The trouble was not just the substance of the allegations, but the way the White House kept handling the fallout. Supreme Court nominations are always political, and they can be ugly, but they still depend on a basic sense of seriousness if they are going to retain legitimacy in the eyes of the public. The administration seemed determined to treat the Kavanaugh fight as something to power through rather than something to manage carefully. That helped turn a high-stakes confirmation battle into a spectacle that increasingly resembled a panic spiral. Every show of force from Trump and his allies seemed to create more scrutiny, not less. Every insistence that Kavanaugh must be confirmed made the underlying controversy feel larger and harder to dismiss. A slower, more cautious response might have allowed Senate Republicans to absorb some of the strain and reduced the sense that the White House was trying to dominate the process by brute force. Instead, the administration kept feeding the impression that it was willing to sacrifice institutional credibility in order to claim a short-term win.

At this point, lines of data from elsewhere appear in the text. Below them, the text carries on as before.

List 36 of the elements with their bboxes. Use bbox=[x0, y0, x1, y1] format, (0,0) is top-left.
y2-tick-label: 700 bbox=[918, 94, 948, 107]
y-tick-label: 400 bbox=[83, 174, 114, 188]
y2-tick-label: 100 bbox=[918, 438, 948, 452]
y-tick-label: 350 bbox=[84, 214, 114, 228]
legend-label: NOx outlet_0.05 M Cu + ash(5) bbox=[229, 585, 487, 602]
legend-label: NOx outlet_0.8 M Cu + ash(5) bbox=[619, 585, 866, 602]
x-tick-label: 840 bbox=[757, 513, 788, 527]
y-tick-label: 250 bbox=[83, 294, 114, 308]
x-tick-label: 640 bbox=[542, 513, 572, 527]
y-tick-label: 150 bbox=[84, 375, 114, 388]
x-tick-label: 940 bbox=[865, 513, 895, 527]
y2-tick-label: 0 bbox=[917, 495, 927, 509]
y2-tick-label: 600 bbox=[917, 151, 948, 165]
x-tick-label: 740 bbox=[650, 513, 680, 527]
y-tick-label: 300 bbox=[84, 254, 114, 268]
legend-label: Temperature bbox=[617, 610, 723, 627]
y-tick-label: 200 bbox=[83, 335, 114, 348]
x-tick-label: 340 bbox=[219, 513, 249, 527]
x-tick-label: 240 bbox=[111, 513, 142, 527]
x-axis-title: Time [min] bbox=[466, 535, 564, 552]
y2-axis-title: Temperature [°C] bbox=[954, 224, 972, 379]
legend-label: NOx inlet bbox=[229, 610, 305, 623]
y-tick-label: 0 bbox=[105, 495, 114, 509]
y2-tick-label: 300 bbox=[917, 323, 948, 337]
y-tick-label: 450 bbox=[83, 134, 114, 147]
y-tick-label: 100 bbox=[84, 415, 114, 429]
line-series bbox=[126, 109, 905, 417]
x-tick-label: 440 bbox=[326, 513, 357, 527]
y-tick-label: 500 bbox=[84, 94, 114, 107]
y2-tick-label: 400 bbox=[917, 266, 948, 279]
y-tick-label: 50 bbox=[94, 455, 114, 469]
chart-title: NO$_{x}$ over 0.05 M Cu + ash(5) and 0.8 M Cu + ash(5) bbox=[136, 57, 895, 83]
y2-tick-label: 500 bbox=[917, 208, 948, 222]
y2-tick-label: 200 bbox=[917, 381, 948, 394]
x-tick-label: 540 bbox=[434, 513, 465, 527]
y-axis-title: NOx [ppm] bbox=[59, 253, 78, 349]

That risk mattered well beyond the nomination itself. If the Kavanaugh fight came to define Republican politics in the weeks ahead, Trump would not only own the appointment if it succeeded, but also the backlash that followed. The timing was especially awkward with the midterm elections approaching, since Republicans were already trying to protect vulnerable incumbents and did not need another explosive national fight dragging down their message. There was also a broader institutional cost. The Supreme Court is one of the few places where presidents still benefit from a lingering expectation that the process should look serious, even when it is bitter. By turning the confirmation into a combat exercise, the White House was eroding that expectation in real time. Trump has always been at his strongest when the argument is about loyalty, confrontation, and winning, but those instincts fit poorly with a lifetime judicial nomination, where the appearance of legitimacy is part of the job. By Sept. 15, the administration was already paying a price in distrust, reputational damage, and a confirmation effort that looked less like disciplined governing than a self-inflicted political collapse.